In the 1730-1740s, Tiepolo created numerous altar images in the Venetian churches (San Alvise, circa 1740; dei Gesuati, 1748) and the high school (philanthropic fraternities: Grande di San Rocco, 1732; Grande dei Carmine, 1740-43). Even in the most dramatic scenes, the events taking place are moderated by the reproduction of characteristic details, lively facial expressions of the characters' faces, freedom of posture, and colorful costumes. Along with the images of the legendary history, the painter Giovanni Battista Tiepolo creates a series of murals in which a new understanding of allegory, consonant with the aesthetic ideals of the century, is manifested. With a light, refined grace, the allegory is executed in the manner of Venetian virtuosos in the paintings of the plafond of the central hall of the Villa Cordellin-Lombardi in Montecchio Maggiore near Vicenza (1743-1744), the Venetian palazzo Rezzonico (1743), near the plafonds of the halls of the villa Loski Dzieneri 34 “Venice accepts the gift of Neptune” (1745-1750) for the hall of the Four Doors of the Doge's Palace.

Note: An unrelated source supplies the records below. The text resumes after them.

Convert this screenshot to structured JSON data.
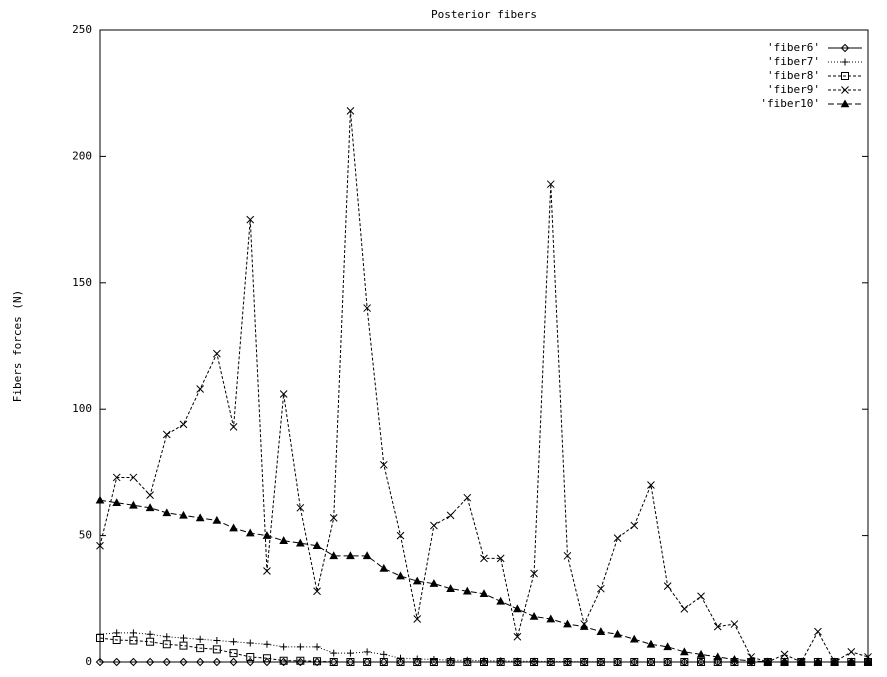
{
  "chart_data": {
    "type": "line",
    "title": "Posterior fibers",
    "y_label": "Fibers forces (N)",
    "x": [
      0,
      1,
      2,
      3,
      4,
      5,
      6,
      7,
      8,
      9,
      10,
      11,
      12,
      13,
      14,
      15,
      16,
      17,
      18,
      19,
      20,
      21,
      22,
      23,
      24,
      25,
      26,
      27,
      28,
      29,
      30,
      31,
      32,
      33,
      34,
      35,
      36,
      37,
      38,
      39,
      40,
      41,
      42,
      43,
      44,
      45,
      46
    ],
    "xlim": [
      0,
      46
    ],
    "ylim": [
      0,
      250
    ],
    "yticks": [
      0,
      50,
      100,
      150,
      200,
      250
    ],
    "legend": "top-right",
    "series": [
      {
        "name": "'fiber6'",
        "color": "#000000",
        "marker": "diamond",
        "dash": "solid",
        "values": [
          0,
          0,
          0,
          0,
          0,
          0,
          0,
          0,
          0,
          0,
          0,
          0,
          0,
          0,
          0,
          0,
          0,
          0,
          0,
          0,
          0,
          0,
          0,
          0,
          0,
          0,
          0,
          0,
          0,
          0,
          0,
          0,
          0,
          0,
          0,
          0,
          0,
          0,
          0,
          0,
          0,
          0,
          0,
          0,
          0,
          0,
          0
        ]
      },
      {
        "name": "'fiber7'",
        "color": "#000000",
        "marker": "plus",
        "dash": "dotted",
        "values": [
          11,
          11.5,
          11.5,
          11,
          10,
          9.5,
          9,
          8.5,
          8,
          7.5,
          7,
          6,
          6,
          6,
          3.5,
          3.5,
          4,
          3,
          1.5,
          1.2,
          1,
          0.7,
          0.7,
          0.5,
          0.5,
          0.3,
          0.3,
          0.2,
          0.2,
          0.1,
          0.1,
          0,
          0,
          0,
          0,
          0,
          0,
          0,
          0,
          0,
          0,
          0,
          0,
          0,
          0,
          0,
          0
        ]
      },
      {
        "name": "'fiber8'",
        "color": "#000000",
        "marker": "square",
        "dash": "dashed",
        "values": [
          9.5,
          8.7,
          8.5,
          8,
          7,
          6.5,
          5.5,
          5,
          3.5,
          2,
          1.5,
          0.5,
          0.5,
          0.3,
          0,
          0,
          0,
          0,
          0,
          0,
          0,
          0,
          0,
          0,
          0,
          0,
          0,
          0,
          0,
          0,
          0,
          0,
          0,
          0,
          0,
          0,
          0,
          0,
          0,
          0,
          0,
          0,
          0,
          0,
          0,
          0,
          0
        ]
      },
      {
        "name": "'fiber9'",
        "color": "#000000",
        "marker": "cross",
        "dash": "dashed",
        "values": [
          46,
          73,
          73,
          66,
          90,
          94,
          108,
          122,
          93,
          175,
          36,
          106,
          61,
          28,
          57,
          218,
          140,
          78,
          50,
          17,
          54,
          58,
          65,
          41,
          41,
          10,
          35,
          189,
          42,
          15,
          29,
          49,
          54,
          70,
          30,
          21,
          26,
          14,
          15,
          2,
          0,
          3,
          0,
          12,
          0,
          4,
          2
        ]
      },
      {
        "name": "'fiber10'",
        "color": "#000000",
        "marker": "triangle",
        "dash": "longdash",
        "values": [
          64,
          63,
          62,
          61,
          59,
          58,
          57,
          56,
          53,
          51,
          50,
          48,
          47,
          46,
          42,
          42,
          42,
          37,
          34,
          32,
          31,
          29,
          28,
          27,
          24,
          21,
          18,
          17,
          15,
          14,
          12,
          11,
          9,
          7,
          6,
          4,
          3,
          2,
          1,
          0.5,
          0,
          0,
          0,
          0,
          0,
          0,
          0
        ]
      }
    ]
  }
}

Contemporaries who wrote about the artist have always noted the individuality of his personality and talent. It is known that he was a gallant, pleasant person with an ironic mind. In 1756, Giovanni Battista Tiepolo became president of the Academy of Fine Arts in Venice and directed the largest art orders, exhibitions, competitions, and the creation of a gallery of doge portraits for the Doge's Palace. Since 1750, Tiepolo worked mainly outside Italy. Fantasy, the decorative scope characteristic of his painting, appeared in the murals of the Archbishop's residence of the palace in Würzburg (1750-53). The depicted mythological and allegorical characters are combined into a theatrical action created by the artist’s imagination, striking with an abundance of light and colorfulness. The plot was designed to glorify the kingdom of Franconia, the wise rule of Prince Bishop K.F. von Greifenklau.

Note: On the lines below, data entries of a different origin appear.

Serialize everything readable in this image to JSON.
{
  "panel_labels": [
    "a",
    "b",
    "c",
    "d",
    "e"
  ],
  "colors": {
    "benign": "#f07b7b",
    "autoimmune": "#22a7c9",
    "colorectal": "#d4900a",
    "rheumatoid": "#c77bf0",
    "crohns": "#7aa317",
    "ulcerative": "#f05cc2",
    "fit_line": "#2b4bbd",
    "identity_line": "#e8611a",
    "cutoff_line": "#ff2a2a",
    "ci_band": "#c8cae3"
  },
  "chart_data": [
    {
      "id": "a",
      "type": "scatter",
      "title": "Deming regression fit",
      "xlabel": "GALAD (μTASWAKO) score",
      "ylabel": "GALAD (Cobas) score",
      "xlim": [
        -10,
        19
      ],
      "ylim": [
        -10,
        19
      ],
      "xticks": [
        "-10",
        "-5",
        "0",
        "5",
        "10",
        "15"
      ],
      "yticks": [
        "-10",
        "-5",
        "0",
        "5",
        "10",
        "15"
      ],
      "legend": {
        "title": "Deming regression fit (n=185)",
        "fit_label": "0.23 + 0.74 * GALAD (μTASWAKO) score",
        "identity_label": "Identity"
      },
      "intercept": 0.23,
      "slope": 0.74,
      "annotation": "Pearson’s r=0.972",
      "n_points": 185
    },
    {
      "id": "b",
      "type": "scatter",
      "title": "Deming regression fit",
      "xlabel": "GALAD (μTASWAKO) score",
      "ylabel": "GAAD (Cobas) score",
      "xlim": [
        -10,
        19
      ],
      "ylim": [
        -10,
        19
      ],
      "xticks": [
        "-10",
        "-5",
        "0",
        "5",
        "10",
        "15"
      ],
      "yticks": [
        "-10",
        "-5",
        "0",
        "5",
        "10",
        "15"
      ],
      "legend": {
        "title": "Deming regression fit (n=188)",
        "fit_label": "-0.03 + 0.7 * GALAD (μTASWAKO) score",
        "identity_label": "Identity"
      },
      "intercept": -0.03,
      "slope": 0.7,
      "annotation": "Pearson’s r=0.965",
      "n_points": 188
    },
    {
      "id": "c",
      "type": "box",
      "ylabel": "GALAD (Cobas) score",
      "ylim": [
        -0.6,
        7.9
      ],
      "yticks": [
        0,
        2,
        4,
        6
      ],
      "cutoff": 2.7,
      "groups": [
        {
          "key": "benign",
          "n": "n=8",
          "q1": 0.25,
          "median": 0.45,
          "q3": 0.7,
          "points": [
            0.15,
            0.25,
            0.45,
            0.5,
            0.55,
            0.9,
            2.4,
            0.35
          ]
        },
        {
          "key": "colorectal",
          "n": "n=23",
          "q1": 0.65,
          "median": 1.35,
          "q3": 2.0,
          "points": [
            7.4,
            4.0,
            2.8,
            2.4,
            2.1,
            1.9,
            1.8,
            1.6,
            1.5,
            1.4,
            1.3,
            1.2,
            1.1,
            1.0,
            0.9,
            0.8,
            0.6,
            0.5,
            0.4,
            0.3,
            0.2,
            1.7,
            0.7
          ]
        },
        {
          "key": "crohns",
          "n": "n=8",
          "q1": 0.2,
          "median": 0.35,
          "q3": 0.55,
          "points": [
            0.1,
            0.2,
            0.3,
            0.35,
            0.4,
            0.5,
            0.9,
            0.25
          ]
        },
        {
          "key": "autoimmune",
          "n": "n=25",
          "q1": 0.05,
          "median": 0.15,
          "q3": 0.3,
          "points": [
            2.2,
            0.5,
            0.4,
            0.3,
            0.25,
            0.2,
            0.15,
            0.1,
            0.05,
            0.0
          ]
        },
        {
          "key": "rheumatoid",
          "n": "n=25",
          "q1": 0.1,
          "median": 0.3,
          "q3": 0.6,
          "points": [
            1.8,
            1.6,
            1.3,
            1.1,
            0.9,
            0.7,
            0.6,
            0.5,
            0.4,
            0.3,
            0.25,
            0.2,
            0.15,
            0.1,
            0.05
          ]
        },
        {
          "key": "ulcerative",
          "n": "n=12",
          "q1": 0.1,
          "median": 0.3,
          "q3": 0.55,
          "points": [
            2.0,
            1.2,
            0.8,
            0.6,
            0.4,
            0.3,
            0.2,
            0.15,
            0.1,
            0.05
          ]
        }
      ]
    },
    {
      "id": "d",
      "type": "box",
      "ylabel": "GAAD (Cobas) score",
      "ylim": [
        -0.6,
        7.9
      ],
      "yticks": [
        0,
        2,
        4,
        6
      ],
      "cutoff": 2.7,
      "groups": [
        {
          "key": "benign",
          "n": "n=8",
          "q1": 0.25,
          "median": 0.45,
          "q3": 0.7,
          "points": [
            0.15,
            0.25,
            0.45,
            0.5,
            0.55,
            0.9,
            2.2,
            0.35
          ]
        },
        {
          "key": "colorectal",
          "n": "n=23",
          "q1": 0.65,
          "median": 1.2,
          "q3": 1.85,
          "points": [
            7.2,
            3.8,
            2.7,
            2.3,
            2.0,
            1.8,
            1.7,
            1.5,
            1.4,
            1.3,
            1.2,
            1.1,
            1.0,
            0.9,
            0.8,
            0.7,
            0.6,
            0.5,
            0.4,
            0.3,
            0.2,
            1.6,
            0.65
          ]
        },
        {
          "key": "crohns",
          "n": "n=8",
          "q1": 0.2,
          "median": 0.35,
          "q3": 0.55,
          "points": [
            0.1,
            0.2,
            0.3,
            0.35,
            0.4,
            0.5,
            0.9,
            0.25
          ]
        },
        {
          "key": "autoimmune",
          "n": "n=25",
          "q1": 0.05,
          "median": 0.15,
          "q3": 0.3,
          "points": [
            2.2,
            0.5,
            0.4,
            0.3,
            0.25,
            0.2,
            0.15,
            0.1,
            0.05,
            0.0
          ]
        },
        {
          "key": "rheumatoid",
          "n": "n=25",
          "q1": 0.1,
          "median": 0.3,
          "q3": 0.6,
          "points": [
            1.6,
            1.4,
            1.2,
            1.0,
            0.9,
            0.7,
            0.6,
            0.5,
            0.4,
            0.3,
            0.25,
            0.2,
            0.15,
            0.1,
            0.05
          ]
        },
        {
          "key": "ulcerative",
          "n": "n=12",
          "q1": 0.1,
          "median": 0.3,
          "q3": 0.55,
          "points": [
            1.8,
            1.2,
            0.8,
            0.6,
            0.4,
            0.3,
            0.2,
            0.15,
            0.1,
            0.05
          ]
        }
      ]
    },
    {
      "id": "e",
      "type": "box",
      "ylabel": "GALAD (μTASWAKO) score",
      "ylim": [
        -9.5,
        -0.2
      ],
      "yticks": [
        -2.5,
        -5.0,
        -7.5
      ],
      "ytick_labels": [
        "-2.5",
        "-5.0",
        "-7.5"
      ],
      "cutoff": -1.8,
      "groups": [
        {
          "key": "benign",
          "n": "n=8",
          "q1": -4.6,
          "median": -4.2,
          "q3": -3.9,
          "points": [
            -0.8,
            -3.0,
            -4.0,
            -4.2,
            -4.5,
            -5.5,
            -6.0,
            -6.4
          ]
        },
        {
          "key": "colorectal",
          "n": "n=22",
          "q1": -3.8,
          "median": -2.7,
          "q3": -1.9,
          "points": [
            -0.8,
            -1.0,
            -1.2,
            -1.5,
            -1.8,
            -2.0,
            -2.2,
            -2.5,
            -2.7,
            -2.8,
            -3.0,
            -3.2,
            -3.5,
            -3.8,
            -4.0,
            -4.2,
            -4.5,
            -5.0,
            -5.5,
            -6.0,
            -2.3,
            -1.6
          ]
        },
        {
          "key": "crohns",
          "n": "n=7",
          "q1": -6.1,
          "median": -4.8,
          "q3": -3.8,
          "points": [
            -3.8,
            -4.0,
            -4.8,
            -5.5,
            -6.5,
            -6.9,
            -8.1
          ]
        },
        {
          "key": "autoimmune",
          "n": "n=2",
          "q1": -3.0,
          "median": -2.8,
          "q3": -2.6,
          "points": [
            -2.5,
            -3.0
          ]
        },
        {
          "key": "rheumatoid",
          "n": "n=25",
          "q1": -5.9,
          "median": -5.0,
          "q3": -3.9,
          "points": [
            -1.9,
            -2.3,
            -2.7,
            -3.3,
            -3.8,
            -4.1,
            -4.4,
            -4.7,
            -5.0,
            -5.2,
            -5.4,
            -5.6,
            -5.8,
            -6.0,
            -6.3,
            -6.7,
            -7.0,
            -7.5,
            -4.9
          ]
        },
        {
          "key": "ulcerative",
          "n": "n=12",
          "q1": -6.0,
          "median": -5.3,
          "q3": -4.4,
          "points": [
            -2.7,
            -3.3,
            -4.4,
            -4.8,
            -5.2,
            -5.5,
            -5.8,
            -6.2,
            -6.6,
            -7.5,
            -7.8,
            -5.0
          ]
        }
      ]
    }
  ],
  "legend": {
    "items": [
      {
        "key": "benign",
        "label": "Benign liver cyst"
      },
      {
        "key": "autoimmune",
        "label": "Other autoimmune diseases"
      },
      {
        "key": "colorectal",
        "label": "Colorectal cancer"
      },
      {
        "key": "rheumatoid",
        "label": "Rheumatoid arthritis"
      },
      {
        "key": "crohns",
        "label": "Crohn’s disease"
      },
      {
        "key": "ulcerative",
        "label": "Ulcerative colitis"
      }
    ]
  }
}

After the cycle in Würzburg, the milestone was the painting of the Villa Wilmaran near Vicenza (1757). The artist worked here with his son J. Domenico, he himself decorated the atrium, four halls of the villa and the garden pavilion (foresterium) with frescoes, where he painted only one Olympus fresco. Episodes from the works of Homer, Tasso, Virgil, Ariosto unfold in landscapes, as if expanding the space of the halls. The Palladian type of a country villa contributed to the embodiment by the artist of aesthetic representations of the Enlightenment century on the harmony of architecture and nature. The idea of superiority of feelings over rationalistic thinking in imitation of nature has become central to the program of painting Villa Valmaran. In choosing themes and their picturesque incarnation, Giovanni Battista Tiepoloo was able to programmatically express the ideals of the Venetian painting of the Enlightenment with its innovative special understanding of pictoriality, a cult of feeling. The plots responded to the perception of the world of Tiepolo, allowing you to turn to the traditional pastoral genre, to show the power of imagination.